Si stima che gli utenti unici di smartphone siano ormai più di quattro miliardi, ovvero, più della metà della popolazione mondiale, neonati inclusi. Dal 2007 a oggi ne sono stati venduti più di 17 miliardi. Secondo le ultime stime, gli utenti dello smartphone interagiscono col dispositivo in media dalle 4 alle 5 ore al giorno, un dato in costante crescita, dedicando circa i tre quarti di questo tempo alle “app” di social media e messaggistica. Si stima, inoltre, che entro il 2025 circa il 75% degli accessi a Internet avverranno esclusivamente tramite smartphone.

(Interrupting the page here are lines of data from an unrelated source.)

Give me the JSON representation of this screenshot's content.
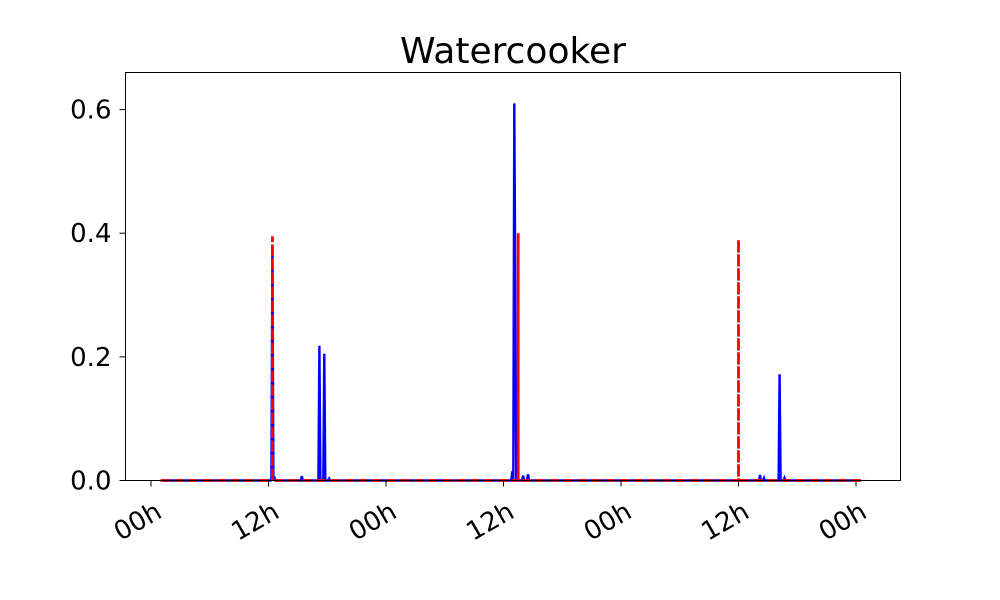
{
  "chart_data": {
    "type": "line",
    "title": "Watercooker",
    "xlabel": "",
    "ylabel": "",
    "x_unit": "hours",
    "xlim": [
      -1,
      61
    ],
    "ylim": [
      0,
      0.66
    ],
    "grid": false,
    "legend": "none",
    "x_ticks": [
      {
        "value": 0,
        "label": "00h"
      },
      {
        "value": 12,
        "label": "12h"
      },
      {
        "value": 24,
        "label": "00h"
      },
      {
        "value": 36,
        "label": "12h"
      },
      {
        "value": 48,
        "label": "00h"
      },
      {
        "value": 60,
        "label": "12h"
      },
      {
        "value": 72,
        "label": "00h"
      }
    ],
    "y_ticks": [
      {
        "value": 0.0,
        "label": "0.0"
      },
      {
        "value": 0.2,
        "label": "0.2"
      },
      {
        "value": 0.4,
        "label": "0.4"
      },
      {
        "value": 0.6,
        "label": "0.6"
      }
    ],
    "series": [
      {
        "color": "#0000ff",
        "style": "solid",
        "x": [
          1.0,
          12.2,
          12.3,
          12.4,
          12.5,
          12.6,
          12.7,
          13.2,
          15.3,
          15.4,
          15.5,
          17.1,
          17.2,
          17.3,
          17.6,
          17.7,
          17.8,
          18.1,
          18.2,
          18.3,
          36.8,
          36.9,
          37.0,
          37.1,
          37.2,
          37.3,
          37.4,
          37.9,
          38.0,
          38.1,
          38.4,
          38.5,
          38.6,
          62.1,
          62.2,
          62.3,
          62.5,
          62.6,
          62.7,
          64.1,
          64.2,
          64.3,
          64.4,
          64.6,
          64.7,
          64.8,
          72.5
        ],
        "y": [
          0,
          0,
          0.005,
          0.38,
          0.005,
          0.005,
          0,
          0,
          0,
          0.007,
          0,
          0,
          0.218,
          0,
          0,
          0.205,
          0,
          0,
          0.003,
          0,
          0,
          0.015,
          0,
          0.61,
          0.31,
          0,
          0,
          0,
          0.008,
          0,
          0,
          0.01,
          0,
          0,
          0.009,
          0,
          0,
          0.004,
          0,
          0,
          0.172,
          0,
          0,
          0,
          0.004,
          0,
          0
        ]
      },
      {
        "color": "#ff0000",
        "style": "dashed",
        "x": [
          1.0,
          12.4,
          12.4,
          12.4,
          37.5,
          37.5,
          37.5,
          60.0,
          60.0,
          60.0,
          73.0
        ],
        "y": [
          0,
          0,
          0.395,
          0,
          0,
          0.4,
          0,
          0,
          0.39,
          0,
          0
        ]
      }
    ]
  }
}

La diffusione planetaria, l’enorme numero di funzionalità, il consistente uso medio quotidiano, le notevoli conseguenze del suo uso in quasi tutti gli ambiti e il fatto che il suo possesso sia diventato pressoché obbligatorio (un fatto che andrebbe maggiormente discusso) rendono lo smartphone la macchina per eccellenza di questa parte del XXI secolo. Eppure, pochi hanno chiaro non solo come funziona, ma anche chi materialmente lo produce, con quali materie prime e componenti e in quali parti del mondo, chi ne progetta le varie parti, come viene distribuito, come viene smaltito, che impatto ha sulla salute (fisica e psicologica) delle persone, sulla cultura, sull’informazione, sulla democrazia, sull’ambiente. Infine, ancora meno persone capiscono poi chi ha potere sullo smartphone, chi ne decide le funzionalità e gli sviluppi futuri, chi controlla quali dati vengono raccolti, dove vengono spediti e come vengono utilizzati.

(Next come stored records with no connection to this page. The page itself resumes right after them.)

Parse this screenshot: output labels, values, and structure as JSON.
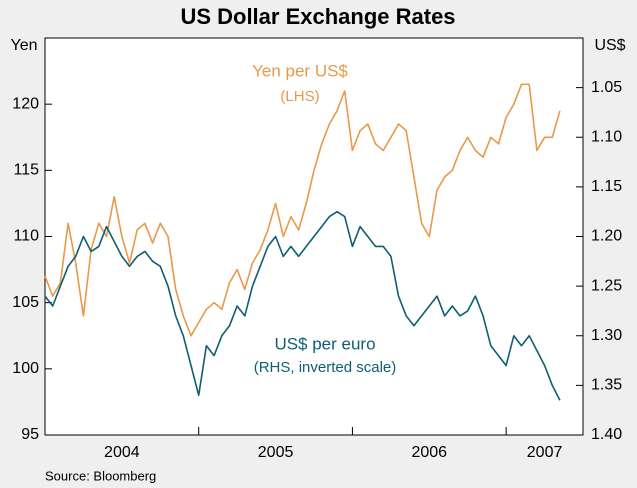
{
  "chart_data": {
    "type": "line",
    "title": "US Dollar Exchange Rates",
    "y_label": "Yen",
    "y2_label": "US$",
    "source": "Source: Bloomberg",
    "annotations": [
      "Yen per US$",
      "(LHS)",
      "US$ per euro",
      "(RHS, inverted scale)"
    ],
    "x": [
      2004.0,
      2004.05,
      2004.1,
      2004.15,
      2004.2,
      2004.25,
      2004.3,
      2004.35,
      2004.4,
      2004.45,
      2004.5,
      2004.55,
      2004.6,
      2004.65,
      2004.7,
      2004.75,
      2004.8,
      2004.85,
      2004.9,
      2004.95,
      2005.0,
      2005.05,
      2005.1,
      2005.15,
      2005.2,
      2005.25,
      2005.3,
      2005.35,
      2005.4,
      2005.45,
      2005.5,
      2005.55,
      2005.6,
      2005.65,
      2005.7,
      2005.75,
      2005.8,
      2005.85,
      2005.9,
      2005.95,
      2006.0,
      2006.05,
      2006.1,
      2006.15,
      2006.2,
      2006.25,
      2006.3,
      2006.35,
      2006.4,
      2006.45,
      2006.5,
      2006.55,
      2006.6,
      2006.65,
      2006.7,
      2006.75,
      2006.8,
      2006.85,
      2006.9,
      2006.95,
      2007.0,
      2007.05,
      2007.1,
      2007.15,
      2007.2,
      2007.25,
      2007.3,
      2007.35
    ],
    "xlim": [
      2004.0,
      2007.5
    ],
    "xticks": [
      2004,
      2005,
      2006,
      2007
    ],
    "ylim": [
      95,
      125
    ],
    "yticks": [
      95,
      100,
      105,
      110,
      115,
      120
    ],
    "y2lim": [
      1.4,
      1.0
    ],
    "y2ticks": [
      1.05,
      {
        "value": 1.1,
        "label": "1.10"
      },
      1.15,
      {
        "value": 1.2,
        "label": "1.20"
      },
      1.25,
      {
        "value": 1.3,
        "label": "1.30"
      },
      1.35,
      {
        "value": 1.4,
        "label": "1.40"
      }
    ],
    "series": [
      {
        "name": "Yen per US$",
        "color": "#e8994a",
        "axis": "y",
        "values": [
          107,
          105.5,
          106.5,
          111,
          108,
          104,
          109,
          111,
          110,
          113,
          110,
          108,
          110.5,
          111,
          109.5,
          111,
          110,
          106,
          104,
          102.5,
          103.5,
          104.5,
          105,
          104.5,
          106.5,
          107.5,
          106,
          108,
          109,
          110.5,
          112.5,
          110,
          111.5,
          110.5,
          112.5,
          115,
          117,
          118.5,
          119.5,
          121,
          116.5,
          118,
          118.5,
          117,
          116.5,
          117.5,
          118.5,
          118,
          114.5,
          111,
          110,
          113.5,
          114.5,
          115,
          116.5,
          117.5,
          116.5,
          116,
          117.5,
          117,
          119,
          120,
          121.5,
          121.5,
          116.5,
          117.5,
          117.5,
          119.5
        ]
      },
      {
        "name": "US$ per euro",
        "color": "#0e5f74",
        "axis": "y2",
        "values": [
          1.26,
          1.27,
          1.25,
          1.23,
          1.22,
          1.2,
          1.215,
          1.21,
          1.19,
          1.205,
          1.22,
          1.23,
          1.22,
          1.215,
          1.225,
          1.23,
          1.25,
          1.28,
          1.3,
          1.33,
          1.36,
          1.31,
          1.32,
          1.3,
          1.29,
          1.27,
          1.28,
          1.25,
          1.23,
          1.21,
          1.2,
          1.22,
          1.21,
          1.22,
          1.21,
          1.2,
          1.19,
          1.18,
          1.175,
          1.18,
          1.21,
          1.19,
          1.2,
          1.21,
          1.21,
          1.22,
          1.26,
          1.28,
          1.29,
          1.28,
          1.27,
          1.26,
          1.28,
          1.27,
          1.28,
          1.275,
          1.26,
          1.28,
          1.31,
          1.32,
          1.33,
          1.3,
          1.31,
          1.3,
          1.315,
          1.33,
          1.35,
          1.365
        ]
      }
    ]
  }
}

Il quadro che emerge analizzando da più punti di vista lo smartphone è quello di un dispositivo straordinariamente affascinante e utile, ma allo stesso tempo estremamente opaco e infedele. È inevitabile che sia così? Certamente no. Oltre al fatto che concentrare così tante funzionalità su un unico dispositivo rende la nostra società più fragile (e che renderlo obbligatorio lede la dignità delle persone), un altro smartphone, ugualmente utile, ma molto più rispettoso dei lavoratori, dell’ambiente e degli utenti è senz’altro possibile.